たまに必要となる基礎的な統計についてメモ
- 母平均の推定
- 母比率の推定
- 平均の差の検定
- 比率の差の検定
1.母平均の推定
t.test(c(10,20,10,5,10))
One Sample t-test
data: c(10, 20, 10, 5, 10)
t = 4.4907, df = 4, p-value = 0.0109
alternative hypothesis: true mean is not equal to 0
95 percent confidence interval:
4.199126 17.800874
sample estimates:
mean of x
11
2.母比率の推定
binom.test(10,100) # 100個のうち10個
Exact binomial test
data: 10 and 100
number of successes = 10, number of trials = 100, p-value <
2.2e-16
alternative hypothesis: true probability of success is not equal to 0.5
95 percent confidence interval:
0.04900469 0.17622260
sample estimates:
probability of success
0.1
3.平均の差の検定
3-1-1
2群差検定 正規分布 かつ等分散 Students T-test
library(tidyverse)
value <- c(5,6,4,6,8,2,3,1,7,9)
group <- c("a","a","a","a","a","b","b","b","b","b")
df <- tibble(value,group)
t.test(value~group,data=df,var.equal=TRUE)
Two Sample t-test
data: value by group
t = 0.83666, df = 8, p-value = 0.4271
alternative hypothesis: true difference in means is not equal to 0
95 percent confidence interval:
-2.458683 5.258683
sample estimates:
mean in group a mean in group b
5.8 4.4
解釈:p-valueが0.05以下なら平均に差がある
2群差検定 正規分布 かつ非等分散 Welchのt検定
# Students T-test
library(tidyverse)
value <- c(5,6,4,6,8,2,3,1,7,9)
group <- c("a","a","a","a","a","b","b","b","b","b")
df <- tibble(value,group)
t.test(value~group,data=df)
Welch Two Sample t-test
data: value by group
t = 0.83666, df = 5.4414, p-value = 0.438
alternative hypothesis: true difference in means is not equal to 0
95 percent confidence interval:
-2.798542 5.598542
sample estimates:
mean in group a mean in group b
5.8 4.4
解釈:p-valueが0.05以下なら平均に差がある
3-1-2
2群差検定(非正規分布)Wilcoxon rank-sum test
value <- c(5,6,4,6,8,2,3,1,7,9)
group <- c("a","a","a","a","a","b","b","b","b","b")
df <- tibble(value,group)
wilcox.test(value~group,data=df)
Wilcoxon rank sum test with continuity correction
data: value by group
W = 16, p-value = 0.5296
alternative hypothesis: true location shift is not equal to 0
解釈:p-valueが0.05以下なら平均に差がある
3-2-1
3群以上(正規分布) かつ(等分散)ANOVA
value <- c(5,6,4,6,8,2,3,1,7)
group <- c("a","a","a","b","b","b","c","c","c")
df <- tibble(value,group)
summary(aov(value~group,data=df))
解釈:Prが0.05以下なら平均に差がある
ANOVAの後、どの群に差があったのかを調べる
Tukey’S HSD test or Pairwise t-test
Tukey’S HSD test
value <- c(5,6,4,6,8,2,3,1,7)
group <- c("a","a","a","b","b","b","c","c","c")
df <- tibble(value,group)
TukeyHSD(aov(value~group,data=df))
解釈:Pが0.05以下なら平均に差がある
Pairwise t-test
value <- c(5,6,4,6,8,2,3,1,7)
group <- c("a","a","a","b","b","b","c","c","c")

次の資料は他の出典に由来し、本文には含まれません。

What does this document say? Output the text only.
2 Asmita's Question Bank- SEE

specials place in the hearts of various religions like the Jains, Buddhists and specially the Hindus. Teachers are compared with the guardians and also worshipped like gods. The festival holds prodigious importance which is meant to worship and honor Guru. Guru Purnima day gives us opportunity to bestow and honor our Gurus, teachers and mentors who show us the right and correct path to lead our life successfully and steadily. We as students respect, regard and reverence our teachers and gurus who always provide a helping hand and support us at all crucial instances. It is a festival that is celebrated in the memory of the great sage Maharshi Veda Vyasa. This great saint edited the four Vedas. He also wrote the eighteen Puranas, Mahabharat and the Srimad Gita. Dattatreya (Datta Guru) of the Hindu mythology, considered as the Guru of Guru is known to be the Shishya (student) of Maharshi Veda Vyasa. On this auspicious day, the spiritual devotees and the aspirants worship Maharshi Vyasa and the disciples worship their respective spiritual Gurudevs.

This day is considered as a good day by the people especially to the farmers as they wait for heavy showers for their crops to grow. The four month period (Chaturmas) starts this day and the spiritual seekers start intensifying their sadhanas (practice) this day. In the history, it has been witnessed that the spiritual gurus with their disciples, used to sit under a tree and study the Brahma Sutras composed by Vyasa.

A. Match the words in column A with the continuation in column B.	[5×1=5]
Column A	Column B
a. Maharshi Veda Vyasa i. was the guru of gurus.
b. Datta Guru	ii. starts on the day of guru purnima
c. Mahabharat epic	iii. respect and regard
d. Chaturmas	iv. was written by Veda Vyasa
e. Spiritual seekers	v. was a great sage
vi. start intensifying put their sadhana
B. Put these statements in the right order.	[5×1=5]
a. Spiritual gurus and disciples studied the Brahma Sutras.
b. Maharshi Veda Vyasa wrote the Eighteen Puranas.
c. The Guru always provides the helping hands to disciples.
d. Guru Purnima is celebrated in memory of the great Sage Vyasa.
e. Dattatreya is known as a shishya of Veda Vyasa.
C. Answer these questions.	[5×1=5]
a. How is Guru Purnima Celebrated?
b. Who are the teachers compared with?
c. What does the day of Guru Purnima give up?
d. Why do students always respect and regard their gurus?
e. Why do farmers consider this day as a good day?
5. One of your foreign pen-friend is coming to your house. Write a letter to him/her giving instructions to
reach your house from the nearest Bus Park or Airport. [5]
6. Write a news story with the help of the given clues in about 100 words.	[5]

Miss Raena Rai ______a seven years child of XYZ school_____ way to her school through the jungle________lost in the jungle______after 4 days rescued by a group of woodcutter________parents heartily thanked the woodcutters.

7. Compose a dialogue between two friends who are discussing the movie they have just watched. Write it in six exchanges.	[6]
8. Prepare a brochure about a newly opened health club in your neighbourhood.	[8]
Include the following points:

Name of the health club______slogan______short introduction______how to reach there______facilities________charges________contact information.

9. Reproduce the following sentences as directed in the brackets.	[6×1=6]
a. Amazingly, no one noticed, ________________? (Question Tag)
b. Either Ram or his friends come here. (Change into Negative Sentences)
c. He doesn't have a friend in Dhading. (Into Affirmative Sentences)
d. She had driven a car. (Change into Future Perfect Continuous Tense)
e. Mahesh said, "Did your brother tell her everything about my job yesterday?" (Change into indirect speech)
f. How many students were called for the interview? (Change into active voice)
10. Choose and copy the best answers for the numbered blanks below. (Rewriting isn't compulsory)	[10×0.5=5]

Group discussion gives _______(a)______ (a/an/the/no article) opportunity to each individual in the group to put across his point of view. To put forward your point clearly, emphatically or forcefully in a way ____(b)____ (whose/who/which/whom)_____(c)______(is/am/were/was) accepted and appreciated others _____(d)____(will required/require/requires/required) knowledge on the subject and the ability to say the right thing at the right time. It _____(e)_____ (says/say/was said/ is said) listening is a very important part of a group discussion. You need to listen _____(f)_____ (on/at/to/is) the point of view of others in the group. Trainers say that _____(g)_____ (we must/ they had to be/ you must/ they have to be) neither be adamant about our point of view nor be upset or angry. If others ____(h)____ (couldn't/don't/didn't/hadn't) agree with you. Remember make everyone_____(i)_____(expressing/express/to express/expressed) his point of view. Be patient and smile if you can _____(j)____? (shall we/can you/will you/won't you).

pairwise.t.test(x=value,g=group,data=df, p.adj="bonferroni")
# p.adj = bonferroni, Hochberg, hommel
Pairwise comparisons using t tests with pooled SD
data: value and group
a b
b 1 –
c 1 1
P value adjustment method: bonferroni
解釈:Pが0.05以下なら平均に差がある
3-2-2
3群以上(非正規分布) or(非等分散)Kruskal-Wallis test
value <- c(5,6,4,6,8,2,3,1,7)
group <- c("a","a","a","b","b","b","c","c","c")
df <- tibble(value,group)
kruskal.test(value~group,data=df)
Kruskal-Wallis rank sum test
data: value by group
Kruskal-Wallis chi-squared = 0.69468, df = 2, p-value = 0.7066
解釈:Pが0.05以下なら平均に差がある
Kruskal-Wallis rank sum testの後、どの群に差があったのかを調べる
pairwise Wilcoxon rank-sum tests
value <- c(5,6,4,6,8,2,3,1,7)
group <- c("a","a","a","b","b","b","c","c","c")
pairwise.wilcox.test(x=value,g=group,data=df, p.adj="bonferroni")
# p.adj = bonferroni, Hochberg, hommel
Pairwise comparisons using Wilcoxon rank sum test with continuity correction
data: value and group
a b
b 1 –
c 1 1
P value adjustment method: bonferroni
解釈:Pが0.05以下なら平均に差がある
3-3 正規分布のテスト
3-3-1 サンプル5000件以下 Shapiro-Wilk test
value <- c(5,6,4,6,8,2,3,1,7)
shapiro.test(value)
Shapiro-Wilk normality test
data: value
W = 0.96816, p-value = 0.8785
解釈:p-valueが0.05以上なら正規分布している
3-3-2 その他 Kolmogorov-Smirnov test
value <- c(5,6,4,6,8,2,3,1,7)
ks.test(value,"pnorm",mean = mean(value), sd=sd(value))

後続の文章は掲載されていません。